Über ein Humerusfragment eines Dinosauriers welches im Liegenden des Hauptflötzes im Marienschacht auf der Körssen bei Stadthagen gefunden wurde.

Dames, W.

Kurzfassung

Das Fragment stellt den distalen Theil eines linken Humerus eines Dinosauriers dar und ist vortrefflich erhalten. Die Länge beträgt ca. 210 mm; die obere Bruchfläche ist gerundet dreieckig und zwar derart, dass die Basis des Dreiecks von der hinteren Seite dargestellt wird. Der Entocondylus hat einen lang-elliptischen Umriss, der Ectocondylus ist vorn ganz ähnlich gestaltet, schärft sich aber hinten und aussen im Umriss zu, und von dieser Zuschärfung läuft eine Kante nach oben, welche zugleich die äussere Begrenzung der breiten und tiefen hinteren Grube über den beiden Condylen hergiebt.

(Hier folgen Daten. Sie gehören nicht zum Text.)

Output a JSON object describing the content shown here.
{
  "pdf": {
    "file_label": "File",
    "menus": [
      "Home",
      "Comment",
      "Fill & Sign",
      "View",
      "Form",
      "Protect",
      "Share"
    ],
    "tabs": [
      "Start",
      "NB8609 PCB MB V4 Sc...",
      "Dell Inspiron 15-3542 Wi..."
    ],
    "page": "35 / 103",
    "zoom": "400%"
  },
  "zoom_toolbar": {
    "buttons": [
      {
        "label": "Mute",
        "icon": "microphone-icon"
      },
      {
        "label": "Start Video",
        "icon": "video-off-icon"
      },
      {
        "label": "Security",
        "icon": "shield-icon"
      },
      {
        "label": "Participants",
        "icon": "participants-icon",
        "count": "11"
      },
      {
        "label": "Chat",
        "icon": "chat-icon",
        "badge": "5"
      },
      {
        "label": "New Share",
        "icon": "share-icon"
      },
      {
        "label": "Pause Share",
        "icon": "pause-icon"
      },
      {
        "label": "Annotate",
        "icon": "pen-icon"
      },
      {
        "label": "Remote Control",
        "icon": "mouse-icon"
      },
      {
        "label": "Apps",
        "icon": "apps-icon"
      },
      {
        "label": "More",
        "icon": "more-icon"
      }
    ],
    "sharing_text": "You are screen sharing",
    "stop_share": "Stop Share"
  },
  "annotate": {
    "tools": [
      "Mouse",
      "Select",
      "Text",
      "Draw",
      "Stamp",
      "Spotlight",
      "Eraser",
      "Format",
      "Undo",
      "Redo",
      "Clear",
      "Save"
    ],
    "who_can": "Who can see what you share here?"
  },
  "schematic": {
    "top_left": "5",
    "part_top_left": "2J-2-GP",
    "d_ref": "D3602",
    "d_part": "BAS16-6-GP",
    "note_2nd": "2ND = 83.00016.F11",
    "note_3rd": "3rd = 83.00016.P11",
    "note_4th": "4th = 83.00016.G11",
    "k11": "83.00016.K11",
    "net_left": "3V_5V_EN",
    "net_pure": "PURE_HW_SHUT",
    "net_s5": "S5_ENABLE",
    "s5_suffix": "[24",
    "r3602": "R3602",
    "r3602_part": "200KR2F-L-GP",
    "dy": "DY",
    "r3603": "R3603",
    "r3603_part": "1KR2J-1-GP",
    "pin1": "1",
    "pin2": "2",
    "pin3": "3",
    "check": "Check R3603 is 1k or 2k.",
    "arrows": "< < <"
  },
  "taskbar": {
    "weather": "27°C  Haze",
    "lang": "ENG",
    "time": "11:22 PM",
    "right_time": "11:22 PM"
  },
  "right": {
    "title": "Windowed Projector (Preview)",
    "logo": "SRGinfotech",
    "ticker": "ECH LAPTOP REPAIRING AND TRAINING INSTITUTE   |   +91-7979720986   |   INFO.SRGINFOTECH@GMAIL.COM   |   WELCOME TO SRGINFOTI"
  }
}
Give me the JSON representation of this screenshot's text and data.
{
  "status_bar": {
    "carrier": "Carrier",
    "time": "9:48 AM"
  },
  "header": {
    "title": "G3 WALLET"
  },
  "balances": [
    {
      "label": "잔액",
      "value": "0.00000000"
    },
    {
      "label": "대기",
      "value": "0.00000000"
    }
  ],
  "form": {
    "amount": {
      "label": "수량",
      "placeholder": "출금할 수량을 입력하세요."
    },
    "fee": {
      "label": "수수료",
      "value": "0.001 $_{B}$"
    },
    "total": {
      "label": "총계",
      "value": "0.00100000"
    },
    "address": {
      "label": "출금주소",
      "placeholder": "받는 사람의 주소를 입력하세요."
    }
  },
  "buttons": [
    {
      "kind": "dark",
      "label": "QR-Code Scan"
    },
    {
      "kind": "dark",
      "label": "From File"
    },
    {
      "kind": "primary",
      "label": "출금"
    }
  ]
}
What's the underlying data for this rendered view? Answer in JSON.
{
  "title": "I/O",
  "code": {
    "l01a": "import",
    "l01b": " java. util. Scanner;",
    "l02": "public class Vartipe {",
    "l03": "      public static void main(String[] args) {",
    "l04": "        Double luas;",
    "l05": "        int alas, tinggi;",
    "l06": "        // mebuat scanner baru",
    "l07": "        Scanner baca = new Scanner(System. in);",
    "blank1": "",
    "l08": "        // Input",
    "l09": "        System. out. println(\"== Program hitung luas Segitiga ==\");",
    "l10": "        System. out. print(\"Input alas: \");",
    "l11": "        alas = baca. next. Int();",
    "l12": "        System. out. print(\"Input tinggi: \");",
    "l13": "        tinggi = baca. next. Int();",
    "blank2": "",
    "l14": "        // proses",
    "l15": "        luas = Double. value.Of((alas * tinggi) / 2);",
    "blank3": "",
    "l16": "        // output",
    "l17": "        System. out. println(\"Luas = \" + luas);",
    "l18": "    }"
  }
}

Dieselben sind ferner an der distalen Fläche durch eine schmale, tiefe Furche getrennt, welche sich vorn verbreitert und am Schaft des Knochens ungefähr 65 mm in die Höhe zieht, dabei sich stets erweiternd und verflachend. - In allen diesen Merkmalen kommt das vorgelegte Humerusfragment zumeist mit dem der Gattung Iguanodon iiberein, wenn auch weder mit Iguanodon Mantelli, noch mit der neuerlich von Dollo aufgestellten zweiten Art, Iguanodon bernissartensis, von welch' letzterer, Dank der Freundlichkeit des Herrn Dollo, Photographieen verglichen werden konnten, genügende Gleichheit der Charaktere vorhanden ist, um mit der einen oder der anderen Art eine Identität annehmen zu lassen. In den Dimensionen steht es Iguanodon Mantelli durchaus nahe, die belgische Art ist bedeutend grösser. Man wird daher das vorgelegte Fragment am besten vorläufig mit Iguanodon sp. bezeichnen, bis weitere Funde mehr Klarheit erreichen lassen. - Es ist dieses Fragment von besonderem Interesse, da es den ersten Skeletrest eines in deutschen Wealden - Bildungen eingebetteten Dinosaurier's repräsentirt.